No, said I, young Mikhail is such an incorrigible practical joker. “I am actually in the leather business.” And then I recalled the time I fed this line to another person many years ago. Entirely to my detriment, the man was quite in his cups and also knew someone in Germany in the leather business. He gave me his friend’s name and address and for the rest of the evening pestered me to contact him ASAP so that his friend could get first-class leather. The persistence of drunks is legendary.
Thereafter, I have never been a tanner but have tentatively masqueraded at different professions, always hoping the other person knew nothing of what I was pretending to be at that particular moment. Now, ‘travel writer’ is what no one seems to know in Pakistan, but I am averse to using the Urdu term safar nama nigar. The minute I utter these three words, I am at once likened to an Urdu writer who deceives undiscerning readers by pretending to be a travel writer, which he, by any stretch of the imagination, is not.
Meanwhile, I have become acquainted with the various terms people use for what I do for a living. I have been called a traveller writer, travelling writer and a writing traveller. In the beginning, I attempted to correct/educate folks about travel writing, but then I discovered we have the attention span of a goldfish (three seconds), as epitomised by our incumbent prime minister. Giving up, I resolved to put up with whatever came my way.
The policy I now follow is to say I am a retired government school teacher. And that works quite nicely: People feel sorry for me and I just love the look of pity on their faces.
Recently, on a train home from Jacobabad, I found myself in a cabin with five other men. The one about my age carried the day with his pointless banter about the various kinds of kebabs he had tried in Lebanon (the only foreign country he seemed to have visited) as well as across Pakistan. He had just begun to expound upon the number of times he had come down with food poisoning, when he fortunately segued to ask me what I did for a living. I say fortunately because from the way he was telling us the details of kebab-making and eating, I feared we would have been subjected to the sounds and smells of his bowel movement.
Engrossed as I was in Babar Ayaz’s book, I foolishly let slip that I was a writer, using the Urdu word likhari. Giving off his narration, the Kebab-Eater focused on me. What sort of writer, he asked. I fumbled for an appropriate line before saying I was a poor sort. This was easy because with my frayed collar, worn out photographer’s vest and tear in my work pants, I looked suitably down and out.
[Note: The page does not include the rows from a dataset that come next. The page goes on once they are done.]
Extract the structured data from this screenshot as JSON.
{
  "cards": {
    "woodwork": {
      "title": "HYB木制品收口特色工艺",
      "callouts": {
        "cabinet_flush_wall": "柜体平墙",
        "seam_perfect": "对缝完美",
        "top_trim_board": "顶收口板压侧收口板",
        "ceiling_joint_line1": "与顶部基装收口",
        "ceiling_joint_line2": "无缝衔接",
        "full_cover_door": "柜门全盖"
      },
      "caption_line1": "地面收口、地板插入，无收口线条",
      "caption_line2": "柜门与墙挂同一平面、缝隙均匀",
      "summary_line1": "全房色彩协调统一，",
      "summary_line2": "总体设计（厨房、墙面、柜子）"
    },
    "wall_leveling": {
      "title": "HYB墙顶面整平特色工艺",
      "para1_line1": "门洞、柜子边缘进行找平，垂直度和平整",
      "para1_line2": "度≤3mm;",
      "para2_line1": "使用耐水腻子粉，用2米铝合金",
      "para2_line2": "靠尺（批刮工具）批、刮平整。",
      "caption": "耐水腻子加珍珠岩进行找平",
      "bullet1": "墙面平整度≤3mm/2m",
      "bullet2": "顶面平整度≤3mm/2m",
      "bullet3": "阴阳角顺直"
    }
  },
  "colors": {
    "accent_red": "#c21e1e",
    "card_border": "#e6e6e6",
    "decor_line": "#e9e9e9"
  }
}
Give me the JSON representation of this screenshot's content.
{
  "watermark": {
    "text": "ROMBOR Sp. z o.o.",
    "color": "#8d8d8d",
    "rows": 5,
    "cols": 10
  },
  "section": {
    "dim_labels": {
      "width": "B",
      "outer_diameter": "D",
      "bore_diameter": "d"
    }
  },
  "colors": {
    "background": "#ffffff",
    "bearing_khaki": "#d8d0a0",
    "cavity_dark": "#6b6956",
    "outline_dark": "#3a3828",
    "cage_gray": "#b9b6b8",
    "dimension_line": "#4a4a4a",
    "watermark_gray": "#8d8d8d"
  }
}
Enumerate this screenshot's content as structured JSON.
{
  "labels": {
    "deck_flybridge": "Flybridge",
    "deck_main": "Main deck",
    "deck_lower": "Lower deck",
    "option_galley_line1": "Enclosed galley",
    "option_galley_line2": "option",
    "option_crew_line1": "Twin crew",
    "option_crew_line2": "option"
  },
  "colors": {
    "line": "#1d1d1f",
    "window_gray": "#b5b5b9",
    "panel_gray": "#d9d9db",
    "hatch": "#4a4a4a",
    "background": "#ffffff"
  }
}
The man asked if I was an arzi navees — an application writer. Now, this was way better than being a writing traveller, which always conjures images of me on a bicycle with a typewriter secure on the rear carrier. Here was another picture: a skull-capped I outside a courthouse, sitting cross-legged on a tattered cotton khes folded four times, surrounded by my two tin boxes of various documents and the almighty ushtaam (stamp paper) and pen behind the ear, swam around my head. I decided that was what I was going to be in this incarnation in the train.
The man asked where I kept office and, finding myself in a situation similar to the tanner-with-the-drunk, I foolishly said Model Town courts in Lahore. And what did we have? He frequently came there for business! Assuring me of his patronage, he asked for my business card. I told him I was too poor to keep cards. His speaking look told me he ached to ask me how on earth could I afford the air-conditioned sleeper fare.
Thankfully, night had fallen and pretending to be tired, I lay down. The day was saved. But I think in future I will revert to being a writing traveller.